In the car this morning, I was listening to Phil Schaap, one of the world’s leading jazz historians. At one point, he made a comparison between Joe DiMaggio and Charlie Parker.
Around the same time in history, they both decided to use recording equipment, which was very expensive at the time, to record their practice sessions. Nothing about this process was easy, but both men felt that recording their practice would help them to improve. (Who can argue with the results?)
Schaap said that DiMaggio used his recordings to try to build his swing; recording his batting practice allowed him to watch himself during those times when he couldn’t be in an actual batting cage. So it allowed him to continue to work on his swing even when he didn’t have a bat in his hands.
For Charlie Parker, the purpose of recording himself practicing was slightly different. Like DiMaggio, he certainly wanted to be able to hear himself playing so as to be able to make adjustments. But he also wanted to capture, for his listeners, the evolution of his sound. DiMaggio wasn’t interested in sharing with his fans every single time he whiffed during batting practice, which is understandable. There’s nothing to see in those reps, especially since DiMaggio was aiming for a consistency that would lead to greatness.
But for an artist like Charlie Parker — who was constantly seeking to break new ground, to evolve, and to find a new sound — his practice sessions were windows into a vision.

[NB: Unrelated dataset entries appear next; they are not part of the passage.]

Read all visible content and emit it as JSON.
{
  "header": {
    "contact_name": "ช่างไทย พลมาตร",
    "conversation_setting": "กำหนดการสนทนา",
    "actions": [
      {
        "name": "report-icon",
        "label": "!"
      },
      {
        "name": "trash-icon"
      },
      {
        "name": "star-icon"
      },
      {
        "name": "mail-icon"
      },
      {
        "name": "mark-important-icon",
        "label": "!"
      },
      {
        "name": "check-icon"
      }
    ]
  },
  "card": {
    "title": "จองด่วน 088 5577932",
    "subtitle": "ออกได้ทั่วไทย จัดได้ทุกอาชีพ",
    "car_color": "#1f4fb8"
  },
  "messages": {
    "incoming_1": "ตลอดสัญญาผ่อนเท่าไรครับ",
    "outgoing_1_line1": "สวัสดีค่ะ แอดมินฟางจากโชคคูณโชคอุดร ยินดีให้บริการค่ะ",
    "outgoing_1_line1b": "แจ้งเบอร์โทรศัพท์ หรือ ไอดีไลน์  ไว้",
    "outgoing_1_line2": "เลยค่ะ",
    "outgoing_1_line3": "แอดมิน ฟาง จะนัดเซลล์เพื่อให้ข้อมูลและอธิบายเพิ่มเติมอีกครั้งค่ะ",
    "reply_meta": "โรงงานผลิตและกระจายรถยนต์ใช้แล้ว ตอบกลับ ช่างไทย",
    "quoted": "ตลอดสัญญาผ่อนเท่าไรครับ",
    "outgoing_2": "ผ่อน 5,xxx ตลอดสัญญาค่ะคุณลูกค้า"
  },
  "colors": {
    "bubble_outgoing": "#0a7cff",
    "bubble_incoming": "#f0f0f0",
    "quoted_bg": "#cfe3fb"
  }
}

Seeing through those windows would help his fans to better understand him, deepening a relationship that, for Parker, was essential.
At any rate, I’m often fascinated by those moments when a young person decides that he/she wants to be better than all the rest and then figures out a way to practice that actually delivers the results he/she seeks. There’s hard work and then there’s smart work. And then there’s hard, smart work.